Cleaning msa - for 2008
- Got the lists with msa from census.gov for 2008
- Extract only the msa codes and the city and consolidate into a dataset
- The city and the state in the “msa code” dataset are together,therefore separate them into two columns and call them msa state dataset
library(plyr)
options(stringsAsFactors = FALSE)
file_loading <- function(path) {
lines <- readLines(path, encoding = "Latin 1")
n <- length(lines)
last <- which(lines[-n] == "" & lines[-1] == "")
data <- lines[grepl("Statistical Area", lines)]
data <- gsub(" (Metropolitan|Micropolitan) Statistical Area", "", data)
data <- gsub(",", "", data)
pieces <- strsplit(data, " {2,}")
pieces <- pieces[sapply(pieces, length) == 2]
df <- as.data.frame(do.call("rbind", pieces))
names(df) <- c("msa_code", "city")
df
}
files <- dir("data/msa-changes/original/", "^2", full.names = TRUE)
data <- ldply(files, file_loading)
data <- unique(data[order(data$msa_code), ])
write.table(data, "msa-codes.csv", row = FALSE, sep = ",")
head(data)
## msa_code city
## 1 10020 Abbeville LA
## 2 10100 Aberdeen SD
## 3 10140 Aberdeen WA
## 4 10180 Abilene TX
## 5 10220 Ada OK
## 6 10260 Adjuntas PR
# Separate states from city names for msa state
msa <- read.csv("msa-codes.csv")
divider <- as.numeric(regexpr(" [A-Z-]+$", msa$city))
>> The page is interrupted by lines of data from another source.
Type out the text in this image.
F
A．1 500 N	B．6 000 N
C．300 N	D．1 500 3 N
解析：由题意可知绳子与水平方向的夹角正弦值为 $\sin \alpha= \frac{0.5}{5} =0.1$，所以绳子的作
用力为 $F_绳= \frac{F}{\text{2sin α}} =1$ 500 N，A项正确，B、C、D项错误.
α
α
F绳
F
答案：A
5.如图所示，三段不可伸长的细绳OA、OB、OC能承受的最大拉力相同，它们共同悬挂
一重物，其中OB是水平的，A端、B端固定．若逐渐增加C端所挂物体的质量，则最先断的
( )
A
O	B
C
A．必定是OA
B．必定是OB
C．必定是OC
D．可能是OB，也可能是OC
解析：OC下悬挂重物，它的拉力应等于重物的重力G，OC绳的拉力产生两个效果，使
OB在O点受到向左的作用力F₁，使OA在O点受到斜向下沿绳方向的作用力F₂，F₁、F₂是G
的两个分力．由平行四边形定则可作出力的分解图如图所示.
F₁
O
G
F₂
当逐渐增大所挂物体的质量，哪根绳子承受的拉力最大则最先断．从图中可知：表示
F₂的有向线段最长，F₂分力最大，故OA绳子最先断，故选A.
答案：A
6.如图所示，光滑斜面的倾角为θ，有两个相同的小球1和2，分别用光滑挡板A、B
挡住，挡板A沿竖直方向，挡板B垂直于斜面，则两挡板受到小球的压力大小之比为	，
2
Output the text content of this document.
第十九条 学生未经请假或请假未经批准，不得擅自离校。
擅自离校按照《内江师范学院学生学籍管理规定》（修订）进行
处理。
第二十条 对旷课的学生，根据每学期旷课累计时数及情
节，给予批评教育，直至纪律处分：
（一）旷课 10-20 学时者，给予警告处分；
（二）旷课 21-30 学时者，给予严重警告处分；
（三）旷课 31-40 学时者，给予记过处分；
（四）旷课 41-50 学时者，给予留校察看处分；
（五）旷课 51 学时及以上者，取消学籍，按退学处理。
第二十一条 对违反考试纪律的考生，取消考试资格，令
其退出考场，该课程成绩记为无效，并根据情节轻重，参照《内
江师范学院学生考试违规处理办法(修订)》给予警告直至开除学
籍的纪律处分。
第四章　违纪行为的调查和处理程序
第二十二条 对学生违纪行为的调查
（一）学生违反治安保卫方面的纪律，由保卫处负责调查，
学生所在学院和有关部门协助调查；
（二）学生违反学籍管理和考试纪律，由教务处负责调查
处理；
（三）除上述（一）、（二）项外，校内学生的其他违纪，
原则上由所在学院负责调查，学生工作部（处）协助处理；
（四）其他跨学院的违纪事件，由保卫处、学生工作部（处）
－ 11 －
city <- substr(msa$city, 1, divider - 1)
states <- strsplit(substr(msa$city, divider + 1, 100), "-")
lengths <- sapply(states, length)
rep <- rep(1:nrow(msa), lengths)
citystate <- data.frame(city = city[rep], state = unlist(states), msa_code = msa$msa_code[rep])
write.table(citystate, "msa-states.csv", row = FALSE, sep = ",")
head(citystate)
## city state msa_code
## 1 Abbeville LA 10020
## 2 Aberdeen SD 10100
## 3 Aberdeen WA 10140
## 4 Abilene TX 10180
## 5 Ada OK 10220
## 6 Adjuntas PR 10260
codes08 <- file_loading("data/msa-changes/original/2008.txt")
divider <- as.numeric(regexpr(" [A-Z-]+$", codes08$city))
city <- substr(codes08$city, 1, divider - 1)
state <- substr(codes08$city, divider + 1, 100)
major_city <- sapply(strsplit(city, "-"), "[", 1)
major_state <- sapply(strsplit(state, "-"), "[", 1)
major <- data.frame(msa_code = codes08$msa_code, city = major_city, state = major_state,
label = paste(abbreviate(major_city, 6), major_state, sep = ""))
write.table(major, "msa-major.csv", row = FALSE, sep = ",")
head(major)
## msa_code city state label
## 1 10020 Abbeville LA AbbvllLA
## 2 10100 Aberdeen SD AberdnSD
## 3 10140 Aberdeen WA AberdnWA
## 4 10180 Abilene TX AbilenTX
## 5 10220 Ada OK AdaOK
## 6 10260 Adjuntas PR AdjntsPR